Clearly, face-selective responses increase in extent and magnitude over childhood, but those observations do not establish when face-selective responses first emerge. The first neuroimaging studies with human infants suggested an early preferential response to faces in the approximate location of FFA, without full face selectivity. An early PET study demonstrated that young infants have responses to faces in the approximate location of FFA, STS, and MPFC (Tzourio-Mazoyer et al., 2002). But this study was limited because infants saw only two kinds of stimuli: static images of female faces and one control condition, colorful diodes. Similarly, an initial fMRI study found face preferences, but not selectivity, in a small sample of human infants (Deen et al., 2017). Consistent with evidence in humans, face-selective responses were observed in infant macaques only late in the first year of life (Livingstone et al., 2017), which is thought to correspond to approximately age 3 years in human development, and macaques that have never seen a face do not have face responses that are detectable with fMRI (Arcaro et al., 2017). Thus, initial PET and fMRI investigations in infants and children suggested that face selectivity in FFA might initially arise in toddlers or young children, only after substantial visual experience.

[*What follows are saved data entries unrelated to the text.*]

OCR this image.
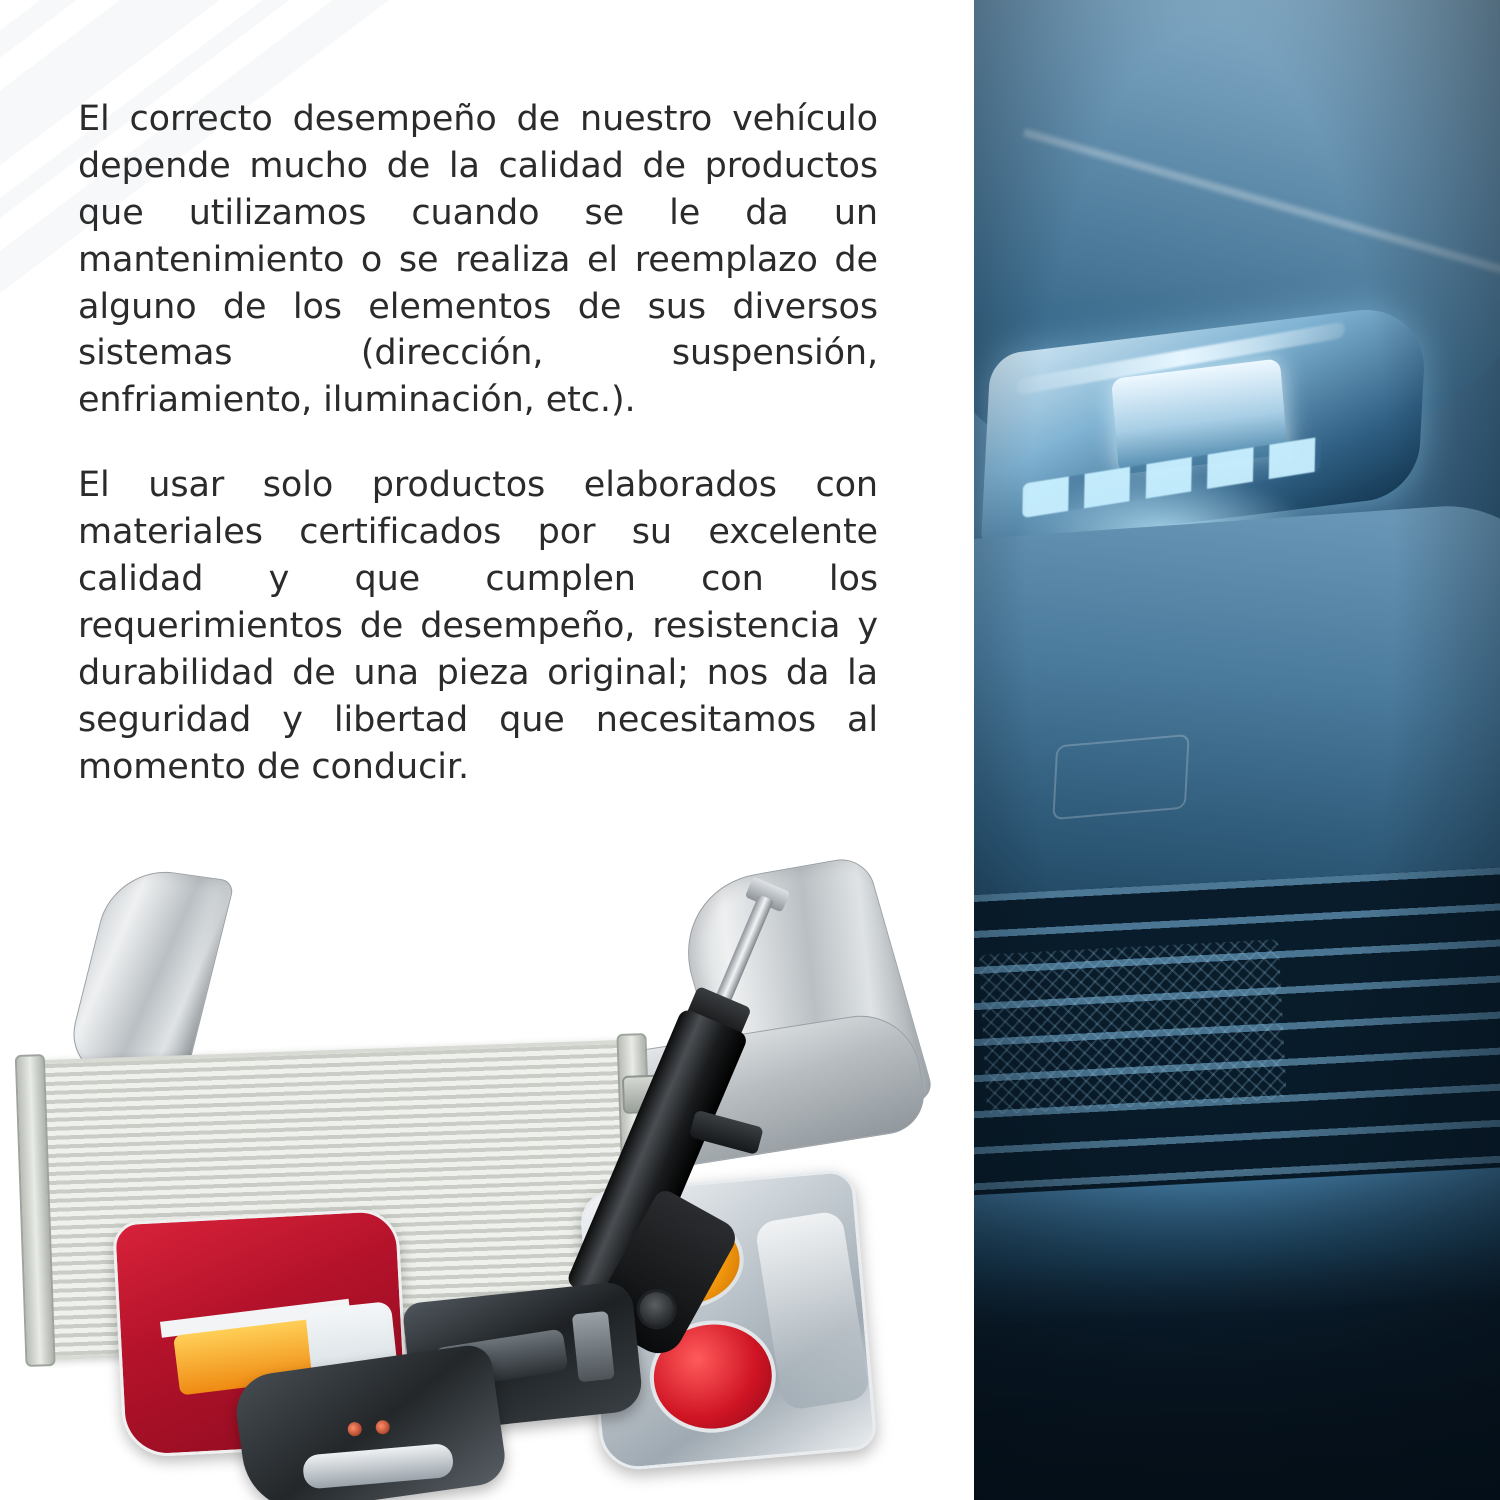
El correcto desempeño de nuestro vehículo depende mucho de la calidad de productos que utilizamos cuando se le da un mantenimiento o se realiza el reemplazo de alguno de los elementos de sus diversos sistemas (dirección, suspensión, enfriamiento, iluminación, etc.).

El usar solo productos elaborados con materiales certificados por su excelente calidad y que cumplen con los requerimientos de desempeño, resistencia y durabilidad de una pieza original; nos da la seguridad y libertad que necesitamos al momento de conducir.
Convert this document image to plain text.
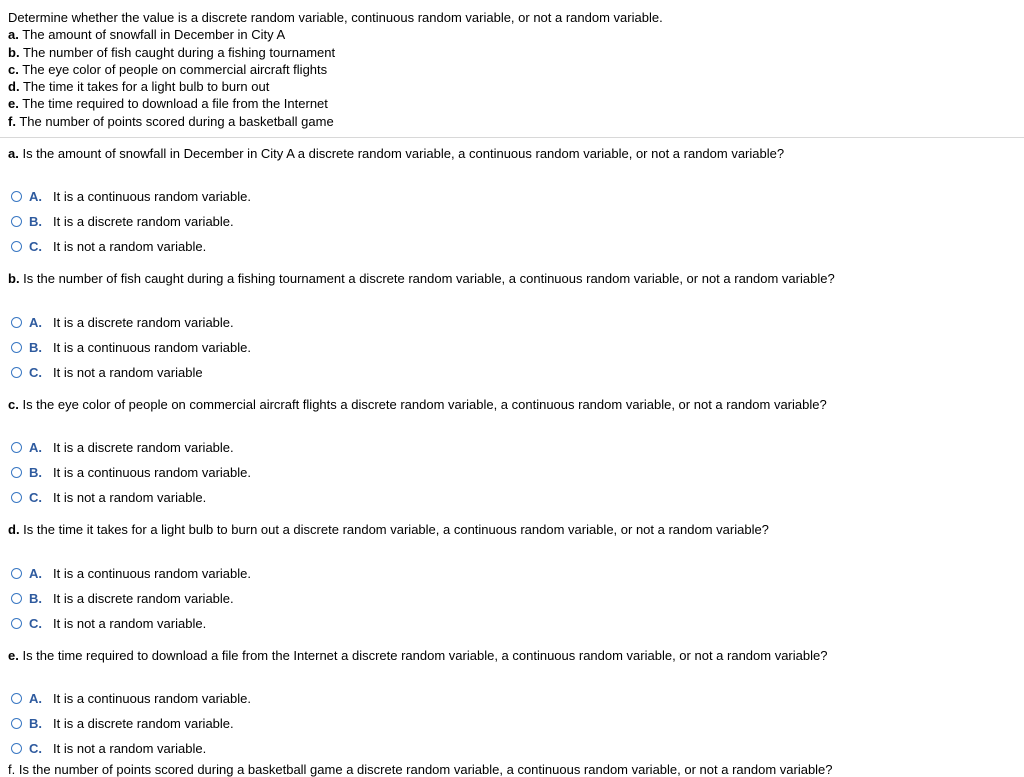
Determine whether the value is a discrete random variable, continuous random variable, or not a random variable.
a. The amount of snowfall in December in City A
b. The number of fish caught during a fishing tournament
c. The eye color of people on commercial aircraft flights
d. The time it takes for a light bulb to burn out
e. The time required to download a file from the Internet
f. The number of points scored during a basketball game
a. Is the amount of snowfall in December in City A a discrete random variable, a continuous random variable, or not a random variable?
A. It is a continuous random variable.
B. It is a discrete random variable.
C. It is not a random variable.
b. Is the number of fish caught during a fishing tournament a discrete random variable, a continuous random variable, or not a random variable?
A. It is a discrete random variable.
B. It is a continuous random variable.
C. It is not a random variable
c. Is the eye color of people on commercial aircraft flights a discrete random variable, a continuous random variable, or not a random variable?
A. It is a discrete random variable.
B. It is a continuous random variable.
C. It is not a random variable.
d. Is the time it takes for a light bulb to burn out a discrete random variable, a continuous random variable, or not a random variable?
A. It is a continuous random variable.
B. It is a discrete random variable.
C. It is not a random variable.
e. Is the time required to download a file from the Internet a discrete random variable, a continuous random variable, or not a random variable?
A. It is a continuous random variable.
B. It is a discrete random variable.
C. It is not a random variable.
f. Is the number of points scored during a basketball game a discrete random variable, a continuous random variable, or not a random variable?
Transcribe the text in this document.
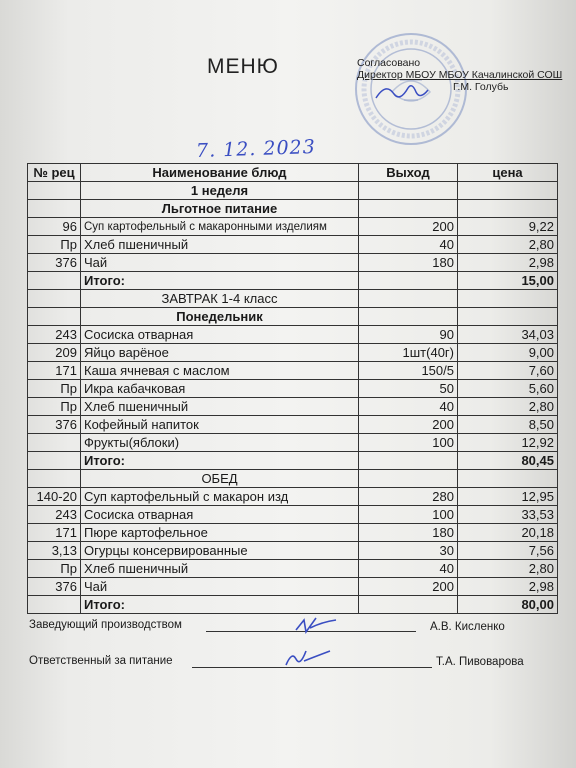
МЕНЮ	Согласовано
Директор МБОУ МБОУ Качалинской СОШ
Г.М. Голубь
7. 12. 2023
№ рец	Наименование блюд	Выход	цена
	1 неделя		
	Льготное питание		
96	Суп картофельный с макаронными изделиям	200	9,22
Пр	Хлеб пшеничный	40	2,80
376	Чай	180	2,98
	Итого:		15,00
	ЗАВТРАК 1-4 класс		
	Понедельник		
243	Сосиска отварная	90	34,03
209	Яйцо варёное	1шт(40г)	9,00
171	Каша ячневая с маслом	150/5	7,60
Пр	Икра кабачковая	50	5,60
Пр	Хлеб пшеничный	40	2,80
376	Кофейный напиток	200	8,50
	Фрукты(яблоки)	100	12,92
	Итого:		80,45
	ОБЕД		
140-20	Суп картофельный с макарон изд	280	12,95
243	Сосиска отварная	100	33,53
171	Пюре картофельное	180	20,18
3,13	Огурцы консервированные	30	7,56
Пр	Хлеб пшеничный	40	2,80
376	Чай	200	2,98
	Итого:		80,00
Заведующий производством	А.В. Кисленко
Ответственный за питание	Т.А. Пивоварова
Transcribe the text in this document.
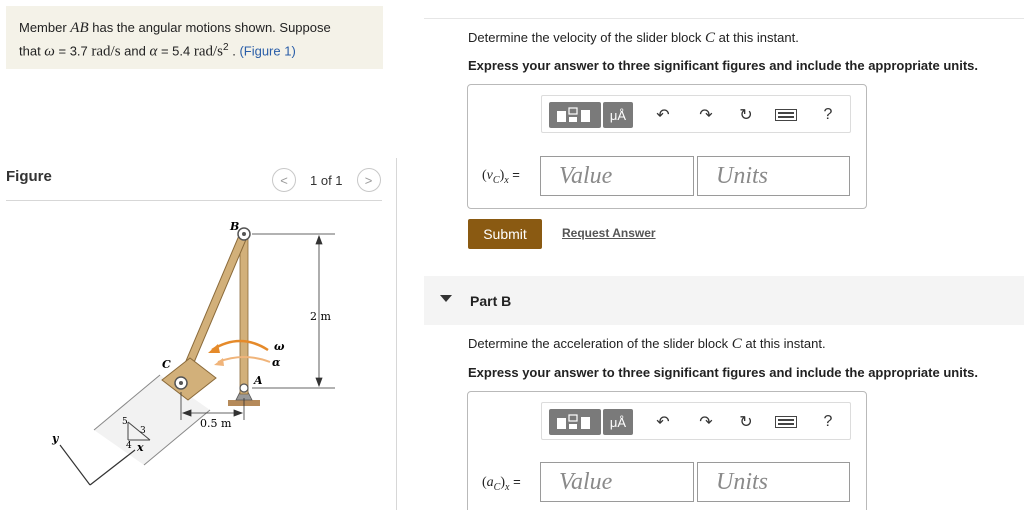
Member AB has the angular motions shown. Suppose
that ω = 3.7 rad/s and α = 5.4 rad/$s^2$ . (Figure 1)
Figure	<	1 of 1	>
5
3
4
y
x
B
C
A
ω
α
2 m
0.5 m
Determine the velocity of the slider block C at this instant.
Express your answer to three significant figures and include the appropriate units.
μÅ ↶ ↷ ↻	?
$(v_C)_x$ =	Value	Units
Submit	Request Answer
Part B
Determine the acceleration of the slider block C at this instant.
Express your answer to three significant figures and include the appropriate units.
μÅ ↶ ↷ ↻	?
$(a_C)_x$ =	Value	Units
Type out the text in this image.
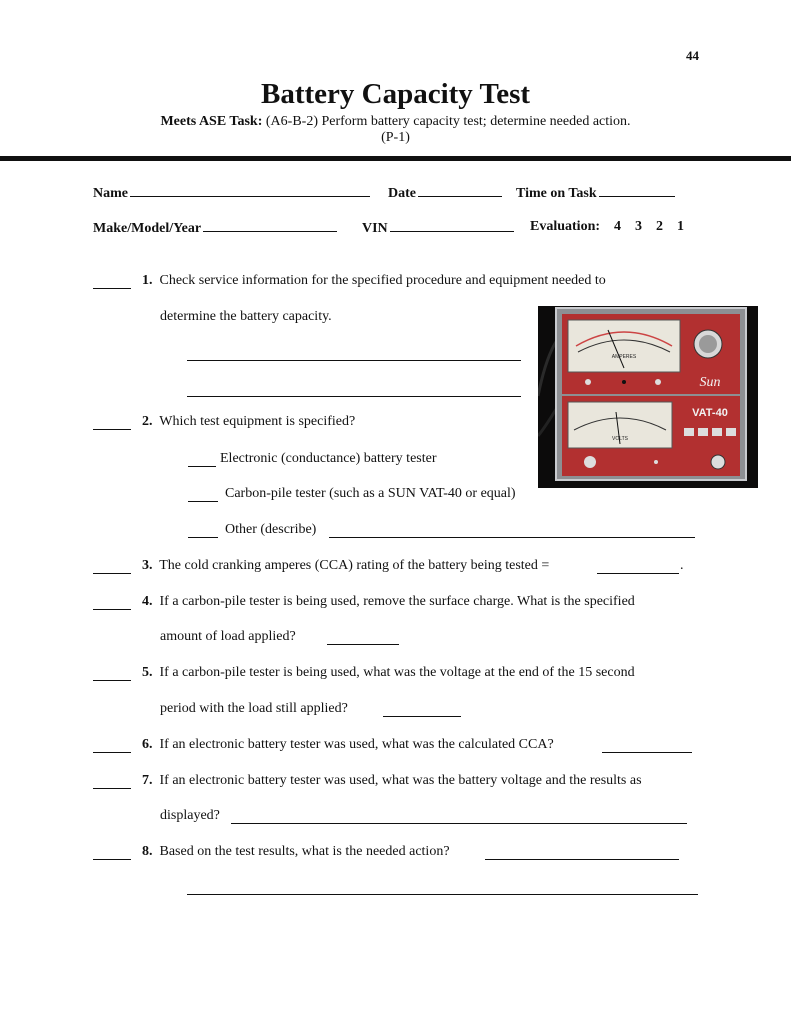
44
Battery Capacity Test
Meets ASE Task: (A6-B-2) Perform battery capacity test; determine needed action.
(P-1)
Name	Date	Time on Task
Make/Model/Year	VIN	Evaluation: 4 3 2 1
1. Check service information for the specified procedure and equipment needed to
determine the battery capacity.
2. Which test equipment is specified?
Electronic (conductance) battery tester
Carbon-pile tester (such as a SUN VAT-40 or equal)
Other (describe)
3. The cold cranking amperes (CCA) rating of the battery being tested =	.
4. If a carbon-pile tester is being used, remove the surface charge. What is the specified
amount of load applied?
5. If a carbon-pile tester is being used, what was the voltage at the end of the 15 second
period with the load still applied?
6. If an electronic battery tester was used, what was the calculated CCA?
7. If an electronic battery tester was used, what was the battery voltage and the results as
displayed?
8. Based on the test results, what is the needed action?
AMPERES
Sun
VOLTS
VAT-40
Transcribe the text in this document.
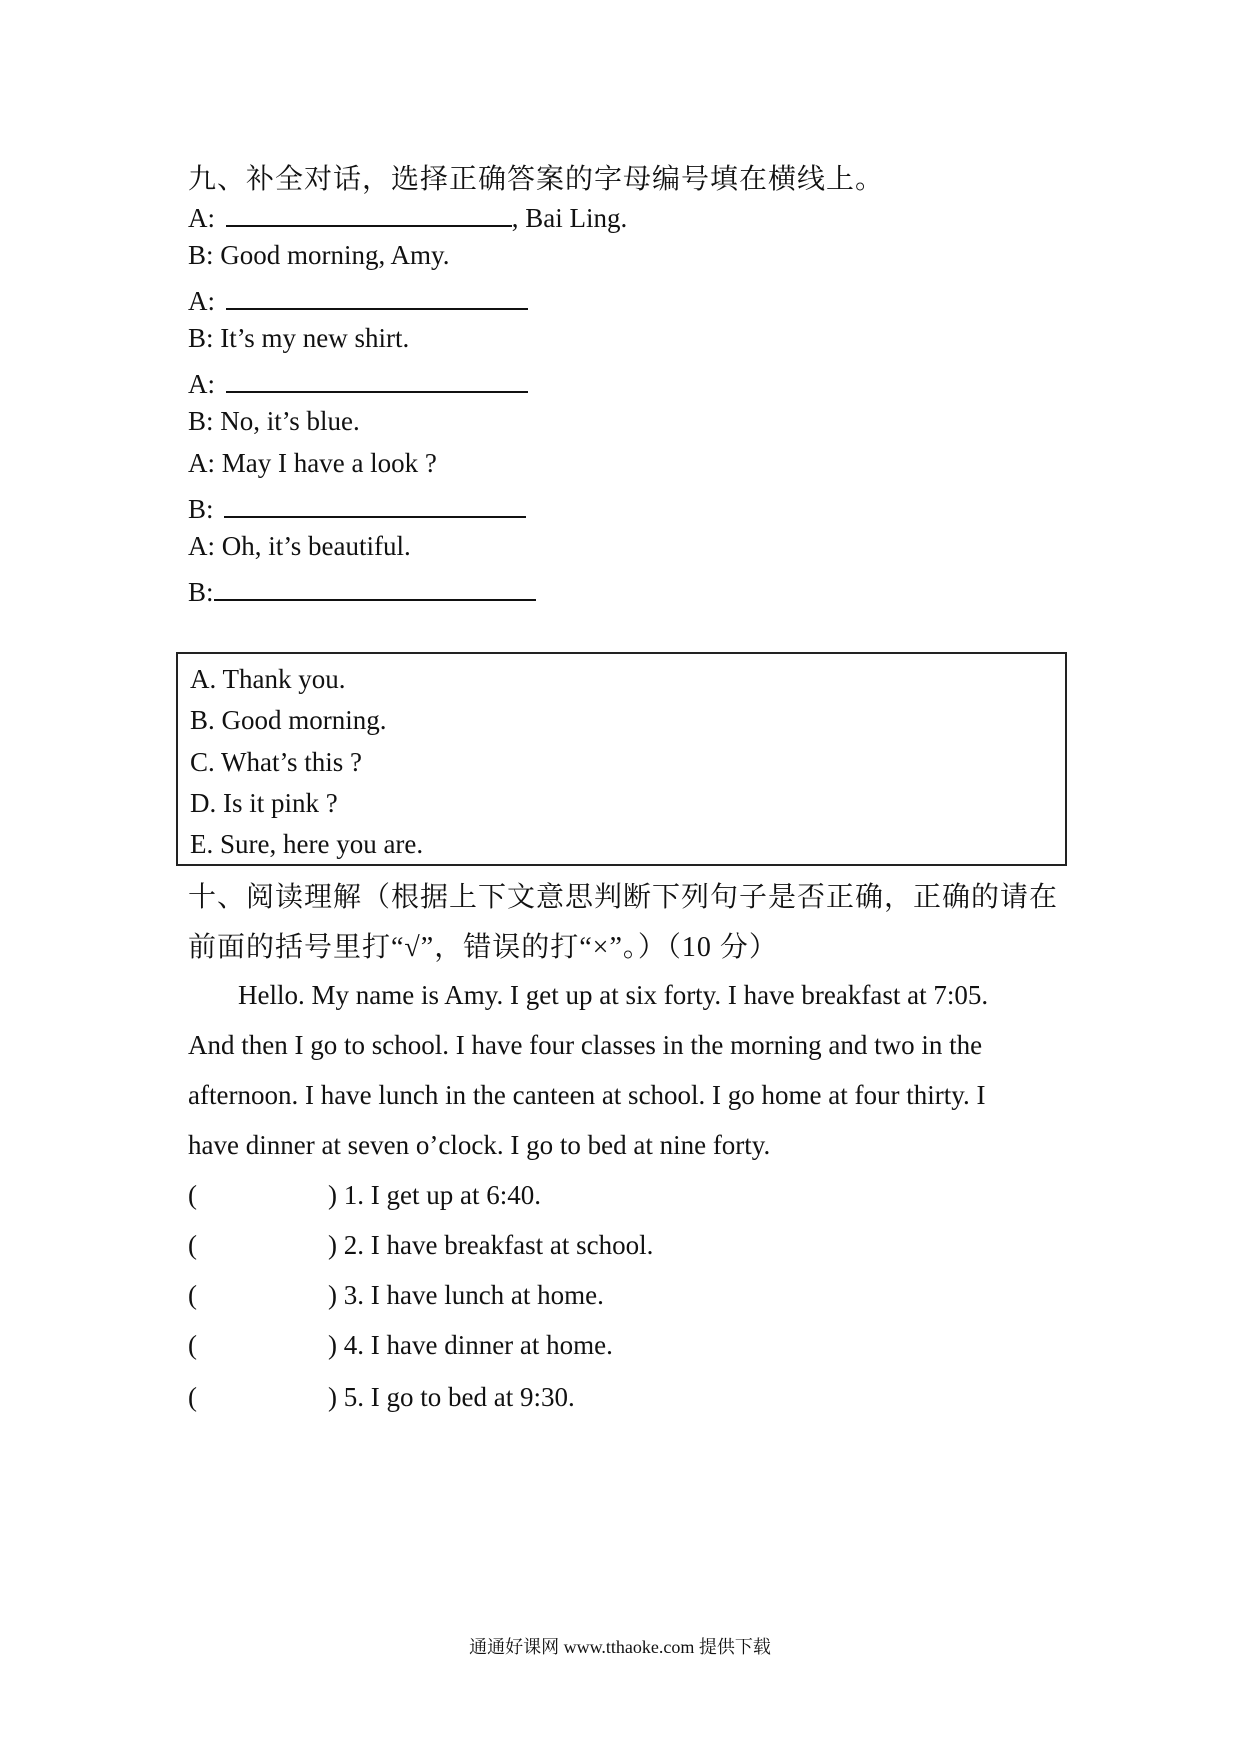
九、补全对话，选择正确答案的字母编号填在横线上。
A:	, Bai Ling.
B: Good morning, Amy.
A:
B: It’s my new shirt.
A:
B: No, it’s blue.
A: May I have a look ?
B:
A: Oh, it’s beautiful.
B:
A. Thank you.
B. Good morning.
C. What’s this ?
D. Is it pink ?
E. Sure, here you are.
十、阅读理解（根据上下文意思判断下列句子是否正确，正确的请在
前面的括号里打“√”，错误的打“×”。）（10 分）
Hello. My name is Amy. I get up at six forty. I have breakfast at 7:05.
And then I go to school. I have four classes in the morning and two in the
afternoon. I have lunch in the canteen at school. I go home at four thirty. I
have dinner at seven o’clock. I go to bed at nine forty.
(	) 1. I get up at 6:40.
(	) 2. I have breakfast at school.
(	) 3. I have lunch at home.
(	) 4. I have dinner at home.
(	) 5. I go to bed at 9:30.
通通好课网 www.tthaoke.com 提供下载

However, other fMRI and EEG data challenge that view. Two recent fMRI studies in awake infants observed face-selective responses in FFA, using different stimuli and task procedures (Kosakowski et al., 2022a; Yates et al., 2023). These results are consistent with EEG evidence of a distinctive response to faces, compared with that to other visual objects, in the brains of 4- to 6-month-old infants, with a source likely in VTC (De Heering and Rossion, 2015). Similarly, fMRI studies have found early origins for retinotopic organization of the visual cortex (Kourtzi et al., 2006; Ellis et al., 2021b) and for responses to motion in MT (Biagi et al., 2015, 2023). Compared with these other visual regions, FFA development might be less dependent on visual experience. Adults born with cataracts that were removed by age 2 have reduced motion-related responses in MT but have preserved responses in FFA (Guerreiro et al., 2022). Further, FFA responses are heritable (Polk et al., 2007; Chen et al., 2023) and are partially preserved in congenitally blind adults (Van Den Hurk et al., 2017; Ratan Murty et al., 2020). In sum, the current results fit with a growing body of evidence that face selectivity in FFA initially arises within a few months after birth and requires little visual experience.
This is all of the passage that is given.